I found the trick answered here, on CV site, and I agree that it is reasonable, but are there more efficient strategies? For example, for some NB simulations too many points do not satisfy the criteria $\sqrt{(x \in X)} > med(\sqrt{(X)}) + 3$. Can I use package alphaOutlier in an iterative way to exclude outliers?
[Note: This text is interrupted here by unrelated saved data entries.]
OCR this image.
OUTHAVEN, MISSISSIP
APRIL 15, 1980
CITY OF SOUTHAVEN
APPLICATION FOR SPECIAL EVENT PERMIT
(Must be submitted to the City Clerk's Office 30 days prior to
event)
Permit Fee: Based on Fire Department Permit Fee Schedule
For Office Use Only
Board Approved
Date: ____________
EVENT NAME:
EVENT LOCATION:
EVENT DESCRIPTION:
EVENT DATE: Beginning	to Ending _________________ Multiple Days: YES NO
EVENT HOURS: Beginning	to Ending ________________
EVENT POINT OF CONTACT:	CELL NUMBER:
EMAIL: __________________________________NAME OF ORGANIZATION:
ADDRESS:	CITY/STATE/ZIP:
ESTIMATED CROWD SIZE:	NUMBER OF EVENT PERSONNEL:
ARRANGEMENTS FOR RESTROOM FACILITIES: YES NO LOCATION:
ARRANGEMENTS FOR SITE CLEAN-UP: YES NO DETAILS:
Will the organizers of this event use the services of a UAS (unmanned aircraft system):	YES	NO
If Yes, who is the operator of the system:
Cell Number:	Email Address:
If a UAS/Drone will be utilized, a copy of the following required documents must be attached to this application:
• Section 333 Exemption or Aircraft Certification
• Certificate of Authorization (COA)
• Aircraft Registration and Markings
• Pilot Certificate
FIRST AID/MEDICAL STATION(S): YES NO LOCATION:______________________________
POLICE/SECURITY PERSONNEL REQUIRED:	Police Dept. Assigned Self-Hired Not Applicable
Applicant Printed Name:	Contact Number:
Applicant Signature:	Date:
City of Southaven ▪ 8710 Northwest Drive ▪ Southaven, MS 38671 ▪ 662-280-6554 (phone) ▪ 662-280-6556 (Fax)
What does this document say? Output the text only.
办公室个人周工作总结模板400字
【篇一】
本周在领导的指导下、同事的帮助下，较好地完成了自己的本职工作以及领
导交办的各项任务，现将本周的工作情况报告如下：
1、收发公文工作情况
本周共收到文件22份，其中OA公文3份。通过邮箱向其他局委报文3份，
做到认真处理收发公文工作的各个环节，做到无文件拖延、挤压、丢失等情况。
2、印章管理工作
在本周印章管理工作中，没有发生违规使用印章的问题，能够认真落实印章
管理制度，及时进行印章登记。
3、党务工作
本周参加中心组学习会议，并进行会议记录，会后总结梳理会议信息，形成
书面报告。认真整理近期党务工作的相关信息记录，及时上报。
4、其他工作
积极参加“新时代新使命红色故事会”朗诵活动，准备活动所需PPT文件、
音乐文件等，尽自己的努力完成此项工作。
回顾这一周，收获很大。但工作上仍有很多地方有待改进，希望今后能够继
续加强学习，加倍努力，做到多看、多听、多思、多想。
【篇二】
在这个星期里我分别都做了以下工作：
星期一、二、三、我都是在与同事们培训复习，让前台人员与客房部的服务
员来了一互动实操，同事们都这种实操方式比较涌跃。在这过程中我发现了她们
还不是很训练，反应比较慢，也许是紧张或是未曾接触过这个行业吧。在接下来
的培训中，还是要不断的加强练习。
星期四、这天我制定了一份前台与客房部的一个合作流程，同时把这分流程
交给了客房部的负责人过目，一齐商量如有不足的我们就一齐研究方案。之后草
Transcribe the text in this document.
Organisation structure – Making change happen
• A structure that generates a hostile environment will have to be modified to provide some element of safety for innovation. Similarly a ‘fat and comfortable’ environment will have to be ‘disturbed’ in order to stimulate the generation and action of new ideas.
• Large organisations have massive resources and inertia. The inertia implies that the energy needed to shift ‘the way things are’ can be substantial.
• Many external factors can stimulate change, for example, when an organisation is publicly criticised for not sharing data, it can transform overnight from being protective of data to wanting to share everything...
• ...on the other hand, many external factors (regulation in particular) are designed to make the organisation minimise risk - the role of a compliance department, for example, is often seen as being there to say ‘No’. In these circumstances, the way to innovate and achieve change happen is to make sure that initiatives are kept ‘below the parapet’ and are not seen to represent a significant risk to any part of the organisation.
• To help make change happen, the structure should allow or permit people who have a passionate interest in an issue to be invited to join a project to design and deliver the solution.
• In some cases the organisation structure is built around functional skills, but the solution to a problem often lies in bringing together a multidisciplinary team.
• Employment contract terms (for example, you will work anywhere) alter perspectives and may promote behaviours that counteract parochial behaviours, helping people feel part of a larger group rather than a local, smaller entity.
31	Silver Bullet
Actually, it works...Is there something REALLY wrong?
install.packages("alphaOutlier")
library("alphaOutlier")
s=100
m=100
vect <- rnbinom(100, size=s, mu=m)
vect <- c(vect, 1000)
vect <- c(vect, 1000)
vect <- c(vect, 1)
vect <- c(vect, 1)
distr <- fitdistr(vect, "Negative Binomial")
estim_s <- distr$estimate["size"]
estim_m <- distr$estimate["mu"]
out <- aout.nbinom(vect, param=c(estim_s, estim_s / (estim_s + estim_m)), alpha=0.05 / length(vect))
while(length(which(out$is.outlier == "TRUE")) > 0) {
vect <- vect[which(out$is.outlier == "FALSE")]
distr <- fitdistr(vect, "Negative Binomial")
estim_s <- distr$estimate["size"]
estim_m <- distr$estimate["mu"]
out <- aout.nbinom(vect, param=c(estim_s, estim_s / (estim_s + estim_m)), alpha=1 / length(vect))
}
out
Solved: 2) I know that $\xi \sim NB(r,p)$. Can I say something about $r,p$ of ``$2 \xi$'', i.e., when the process has double intensity? I mean, for Poisson I can make some conclusions of $Pois(2 \lambda)$ when I have $Pois(\lambda)$. Can I do the same trick for $NB$?